Forex Market Concepts
It is not necessary for you to become a day trader to attain the benefit of the Forex Market. Whenever you visit the foreign country and exchange your country currency; you are joining in international exchange rates or alternatively Forex. All, other money or investment markets insignificant in contrast to the Forex Market.
It is true that the Forex Market has a big size but it is utilizing simple concepts for the trading of the currencies.
In the stock market, you need to choose from the many companies stocks, however, in the currency market, you need to determine or observe the undervalued or overvalued by considering the 8 main economies of the world.
Below are the main countries who are the major contributor to the currency market.
- New Zealand
You can take benefit of these large financial markets by gaining income through liquid and value able instruments.
Many online and offline sources release data on everyday bases about these countries, so, it becomes easy for all investors to make correct decisions by considering the economic health of the country
Yield & Return
As an investor if you want to invest in currencies trade then keep in mind yield derives return. The purchase and sell on the spot happens in the foreign exchange market between two different currencies. All currencies price is determined in the pair form; every currency is valued in relation to other currency. If the currency is priced at EUR/USD: 1.24 then its means 1.24 dollars is needed to buy 1 Euro.
Each foreign exchange desired you to purchase one currency and sell another. An interest is attached to every currency in the world. When you sold a currency then it is obligatory for you to pay the interest rate and if you are purchasing the currency then you receive the interest. Let us compare Australian dollar/Japanese yen. Consider the interest rate on Aus dollar is 0.9 percent and on Japanese yen 0.6 percent. Mostly for calculation of the interest rate basis point 1/100th of 1 percent is uses. So, the Aus Dollar is 900 basis points and the Japanese Yen is 60 basis points. It means you can earn 9 percent on the Australian dollar in contrast to the payment of 0.6 percent on the overall return of 840 basis points (900 minus 60).

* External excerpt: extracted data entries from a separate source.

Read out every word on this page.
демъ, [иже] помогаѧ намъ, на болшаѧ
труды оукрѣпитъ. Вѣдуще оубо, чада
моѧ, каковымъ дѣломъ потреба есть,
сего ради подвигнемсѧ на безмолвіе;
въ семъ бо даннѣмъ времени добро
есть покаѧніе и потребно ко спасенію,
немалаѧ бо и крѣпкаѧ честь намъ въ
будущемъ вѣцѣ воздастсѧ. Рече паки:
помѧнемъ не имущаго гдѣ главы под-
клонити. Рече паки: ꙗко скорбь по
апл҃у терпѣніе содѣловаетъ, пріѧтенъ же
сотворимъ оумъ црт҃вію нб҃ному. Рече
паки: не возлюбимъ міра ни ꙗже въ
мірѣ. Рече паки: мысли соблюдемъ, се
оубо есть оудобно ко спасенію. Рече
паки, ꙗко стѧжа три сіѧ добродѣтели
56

Forex Market also facilitate you with leverage capability, with the ratio of 100:1, it means that you can manage 10,000 dollars with the investment of 100 dollars. However, a right decision making creates high profits for you and a wrong decision can lead you with massive losses.

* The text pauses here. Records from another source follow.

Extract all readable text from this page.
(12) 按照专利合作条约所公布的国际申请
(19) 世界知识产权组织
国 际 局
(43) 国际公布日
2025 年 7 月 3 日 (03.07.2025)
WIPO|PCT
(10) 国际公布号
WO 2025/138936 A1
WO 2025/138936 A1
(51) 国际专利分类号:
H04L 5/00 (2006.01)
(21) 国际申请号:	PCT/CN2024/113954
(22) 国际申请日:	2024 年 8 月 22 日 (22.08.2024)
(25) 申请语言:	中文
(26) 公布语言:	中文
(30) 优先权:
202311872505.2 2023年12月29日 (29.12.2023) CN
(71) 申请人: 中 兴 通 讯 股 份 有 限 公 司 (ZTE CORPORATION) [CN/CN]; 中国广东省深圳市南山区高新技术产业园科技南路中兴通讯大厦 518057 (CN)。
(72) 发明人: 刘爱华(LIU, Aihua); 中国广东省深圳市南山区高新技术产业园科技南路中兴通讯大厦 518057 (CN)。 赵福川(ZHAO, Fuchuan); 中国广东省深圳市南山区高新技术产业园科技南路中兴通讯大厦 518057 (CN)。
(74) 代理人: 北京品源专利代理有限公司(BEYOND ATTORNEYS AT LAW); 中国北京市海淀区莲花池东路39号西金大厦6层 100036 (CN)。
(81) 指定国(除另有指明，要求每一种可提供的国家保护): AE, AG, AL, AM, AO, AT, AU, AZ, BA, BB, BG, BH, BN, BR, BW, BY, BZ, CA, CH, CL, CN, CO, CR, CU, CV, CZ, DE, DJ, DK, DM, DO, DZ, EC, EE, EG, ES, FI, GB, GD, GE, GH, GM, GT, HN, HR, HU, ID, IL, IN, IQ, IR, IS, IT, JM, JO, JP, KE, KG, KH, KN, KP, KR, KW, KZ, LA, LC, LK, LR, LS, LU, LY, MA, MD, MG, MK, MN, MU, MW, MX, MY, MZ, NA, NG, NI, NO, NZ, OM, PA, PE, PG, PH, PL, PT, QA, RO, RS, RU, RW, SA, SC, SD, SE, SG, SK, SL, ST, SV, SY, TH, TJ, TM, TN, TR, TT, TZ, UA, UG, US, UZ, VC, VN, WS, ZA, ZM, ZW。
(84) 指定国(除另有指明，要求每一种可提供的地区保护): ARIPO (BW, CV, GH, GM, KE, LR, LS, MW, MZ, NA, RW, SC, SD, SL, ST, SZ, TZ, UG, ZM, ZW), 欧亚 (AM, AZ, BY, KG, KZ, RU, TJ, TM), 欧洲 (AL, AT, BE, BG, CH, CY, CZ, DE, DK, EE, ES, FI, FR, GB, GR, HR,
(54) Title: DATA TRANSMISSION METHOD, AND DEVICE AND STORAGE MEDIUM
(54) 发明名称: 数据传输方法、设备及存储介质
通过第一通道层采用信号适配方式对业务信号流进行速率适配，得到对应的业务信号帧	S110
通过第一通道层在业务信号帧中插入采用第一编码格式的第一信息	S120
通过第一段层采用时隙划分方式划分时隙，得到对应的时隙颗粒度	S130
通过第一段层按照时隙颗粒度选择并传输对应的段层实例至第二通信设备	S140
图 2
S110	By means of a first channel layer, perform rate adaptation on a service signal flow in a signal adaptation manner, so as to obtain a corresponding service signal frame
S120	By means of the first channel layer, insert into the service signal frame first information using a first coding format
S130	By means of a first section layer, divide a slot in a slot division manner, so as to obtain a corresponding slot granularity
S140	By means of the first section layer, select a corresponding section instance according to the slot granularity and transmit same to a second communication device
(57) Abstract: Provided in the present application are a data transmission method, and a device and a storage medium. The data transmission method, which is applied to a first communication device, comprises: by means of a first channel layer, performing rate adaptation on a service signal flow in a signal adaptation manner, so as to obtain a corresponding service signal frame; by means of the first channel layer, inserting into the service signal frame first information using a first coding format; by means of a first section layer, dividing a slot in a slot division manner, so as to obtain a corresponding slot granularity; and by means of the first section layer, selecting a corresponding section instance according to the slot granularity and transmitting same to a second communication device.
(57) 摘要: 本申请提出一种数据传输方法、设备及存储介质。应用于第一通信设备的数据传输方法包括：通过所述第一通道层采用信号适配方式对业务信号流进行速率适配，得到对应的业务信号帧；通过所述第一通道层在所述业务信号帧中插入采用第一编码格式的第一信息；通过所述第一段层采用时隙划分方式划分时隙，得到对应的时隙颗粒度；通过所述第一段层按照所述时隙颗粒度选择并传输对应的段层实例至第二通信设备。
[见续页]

Carry trade is the name of the strategy came into being by the fluctuation in the different countries’ currencies prices. Carry traders not only takes benefits from the interest rates but also from the appreciation in the prices.
For example: between the year 2003 to 2004 the Aus dollar/ US dollar pair was offering a yield spread of 2.5 percent. Its mean with the leverage of 10:1 one can earn 25 percent return. In the same time, the price of Australian dollar rises from 56 cents to 80 cents against the U.S dollar, which indicates a 42 percent increase in the price. It is showing that if you have made this investment then you can earn positive yield with the high capital gains.
Know How About Interest Rates
The economic condition of any country is a good indicator of the interest rates: the countries with the good economic condition tend to raise the interest rate to control to regulate growth and inflation. On the other hand, the countries with weak economies try to reduce the interest rates; normally this happens during the recession period. So, for good decision making in Forex trading all investors should have good eyes on the country economic condition.
Nowadays everybody has access to the forex trading online. You can study different strategies available online. Many news websites are available to guide you about the economy of different countries. You can get good returns to form the forex market if you are well aware of the interest rates and economic concepts. The stock market is big in size but not than forex.